Beijing owners up in arms as school’s admission rule crimps property values
Parents in Changping’s Zijinxinganxian area protest after local authority tells them their children can’t enrol in nearby school
Residents of a Beijing neighbourhood are up in arms amid concern that their property value will deteriorate from a sudden decision by a local public school that rejected their children’s enrolment.
Hundreds of parents living in the Zijinxinganxian community in Changping district staged protests on Tuesday and Wednesday after they were informed by the district’s education department that their children could not be enrolled at Huoying Primary School. Instead, they would have to attend another village school, with facilities considered substandard by many parents.
Watch: Protesters clash with police outside Beijing’s municipal office
The dispute matters because the prices of China’s residential property are often tied to their proximity to the nearest school district, a zoning regulation controlled by local authorities. The eruption of anger near the Chinese capital is the latest in a series of protests caused by housing and education in the past year.
Since the Beijing and Shanghai governments cracked down on apartments built on office and commercial plots three months ago, home owners have seen the market prices of their property plummet. Homes bought near top schools have also lost their lustre after parents found their children disqualified from attending those institutions.
“I feel so upset,” said Wang Lan, a Tsinghua University graduate and now a postdoctoral research fellow in Beijing. “We have been working so hard, and paying taxes in this city and now we get this. It is not only about poor schools, but more about fairness.”
Wang, who recently gave birth, was among scores of demonstrators who gathered on Wednesday outside the Beijing municipal government building, after staging a similar sit-in a day earlier outside the Changping (昌平) district government headquarters. Violent clashes were seen between police and protesters.
Fears that property value might be affected by the authority’s decision fuelled the residents’ rage.
The notice, which came just six days before the deadline for school enrolment registration, highlights the vulnerability of the city’s massive middle class to capricious rules.
Lin Fan, who works in an IT company, said she bought her home in 2012 for 24,000 yuan per square metre. The developer promised her there would be a new primary school built nearby soon, said the Peking University graduate who has a two-year-old child.
Five years have passed since Lin’s purchase, and no school is in sight.
Even with no good school – Huoying Primary School is considered mediocre – prices in the neighbourhood have climbed above 50,000 yuan per sq m.
Adding to the fury of the Zijinxinganxian residents is the fact that a segment of the community largely inhabited by relocated Beijingers are immune to the change.
More than 3,000 households in the affected area, known as “new Beijingers” and mainly college graduates or high-income professionals, resent feeling they are less welcome than the longer-term residents.

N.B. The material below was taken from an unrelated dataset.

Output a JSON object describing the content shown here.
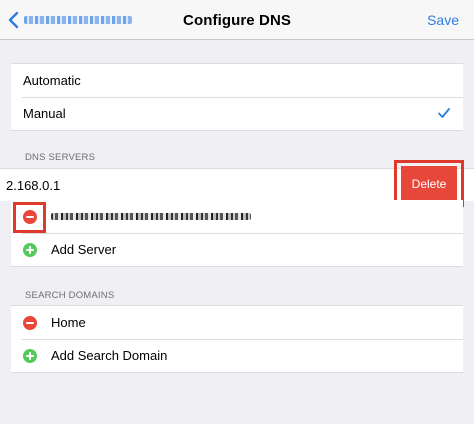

Changping’s education department said the change was due to a lack of places at Huoying Primary School, and there is a chance that parents can register with other schools in the district that have available slots. But Zijinxinganxian residents say there are not enough vacancies in other schools, and they have no chance of securing places in just five days.
Wang said she and her husband, a software engineer, might opt to leave Beijing and send their kids to a good school in their hometown in Hebei province.
“I hate to think that, because there are so few jobs in my hometown,” Wang said. “But I have to if the city really doesn’t welcome us.”